Девчонки прошли до перекрестка и свернули направо. Злата видела, что Кате становится все хуже, она уже даже не стеснялась опираться на ее плечо. На одном участке, в глубине сада, в окне горел свет. Злата попробовала открыть калитку. Та оказалась заперта на щеколду. Злата просунула узкую ладонь и отомкнула засов. Песчаная дорожка вела к крыльцу. Сильно пахли белые нарциссы. Они сделали несколько шагов и остановились. Огромная овчарка преградила им путь. Собака не лаяла, не скалила зубы, а просто стояла на дорожке. Злата решила сделать шаг вперед. Собака приоткрыла пасть и показала два желтых клыка. Тогда Злата закричала:
– Панове! Помогите! Человик з раной…
На даче зажглось еще несколько окон.
Дверь открылась, и на крыльцо, пристально вглядываясь в темноту, вышла пожилая седовласая дама.
– Кто вы и что вам нужно? – строго, но спокойно спросила она.
– Мой друже ранен и истекает кровью. Мы тут в гостях и не можем отыскать свой дом. Ему нужна помощь! – все это Злата выкрикнула с сильным польским акцентом. Она при обычных обстоятельствах хорошо говорила по-русски, ведь в ее доме родители почти всегда общались на русском языке. Но от волнения акцент у девушки усилился.
– Федя! – позвала седовласая дама. – Это по твоей части.
Пожилой и совершенно лысый Федя тихо возник в дверном проеме. Он отозвал пса и увидев окровавленного подростка и девушку, помог им дойти до террасы. На террасе зажгли яркую лампу. При свете стало видно, что вся верхняя часть Катиной рубашки залита кровью. Федя шмыгнул в дверь и вернулся с сумкой. Из сумки он извлек бинты и бутылку водки. Ловко оторвав рукав от окровавленной рубашки, он промыл водкой небольшую, но глубокую рану и забинтовал ее.
– Вот и все. Теперь надо спать. Где ваша дача? – спросил Федя, ополаскивая руки в бочке с дождевой водой.
Злата назвала адрес.
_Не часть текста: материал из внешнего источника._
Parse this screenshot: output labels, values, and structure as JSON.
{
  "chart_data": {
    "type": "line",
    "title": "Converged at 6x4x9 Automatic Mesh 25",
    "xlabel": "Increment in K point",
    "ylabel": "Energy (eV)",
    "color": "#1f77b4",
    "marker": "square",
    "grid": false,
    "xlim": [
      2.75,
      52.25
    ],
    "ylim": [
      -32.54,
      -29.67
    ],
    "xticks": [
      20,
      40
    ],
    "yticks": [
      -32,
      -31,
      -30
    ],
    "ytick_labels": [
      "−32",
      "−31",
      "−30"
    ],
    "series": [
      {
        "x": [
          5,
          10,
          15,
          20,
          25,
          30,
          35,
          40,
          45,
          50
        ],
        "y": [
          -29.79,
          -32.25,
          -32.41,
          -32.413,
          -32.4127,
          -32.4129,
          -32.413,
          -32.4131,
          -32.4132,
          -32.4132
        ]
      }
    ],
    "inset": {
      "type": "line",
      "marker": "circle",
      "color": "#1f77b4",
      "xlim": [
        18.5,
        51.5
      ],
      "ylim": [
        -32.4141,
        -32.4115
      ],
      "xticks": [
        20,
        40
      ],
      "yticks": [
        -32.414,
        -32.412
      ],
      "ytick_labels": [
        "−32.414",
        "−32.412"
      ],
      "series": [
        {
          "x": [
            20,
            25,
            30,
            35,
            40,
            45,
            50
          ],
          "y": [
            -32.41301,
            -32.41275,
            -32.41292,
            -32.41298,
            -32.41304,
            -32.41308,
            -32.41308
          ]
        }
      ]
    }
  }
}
Их дом оказался в ста метрах от жилища отзывчивых людей. Федя и овчарка, которую, как выяснилось, зовут Гранд, проводили пострадавших до их ворот.
– Больше одни по ночам не шляйтесь. Девицы нынче пошли больно смелые. Хорошо, что еще легко отделались. Могли изнасиловать, покалечить, да и убийства у нас тут не редкость. Хоть бы парней с собой брали, – сказал Федя на прощание.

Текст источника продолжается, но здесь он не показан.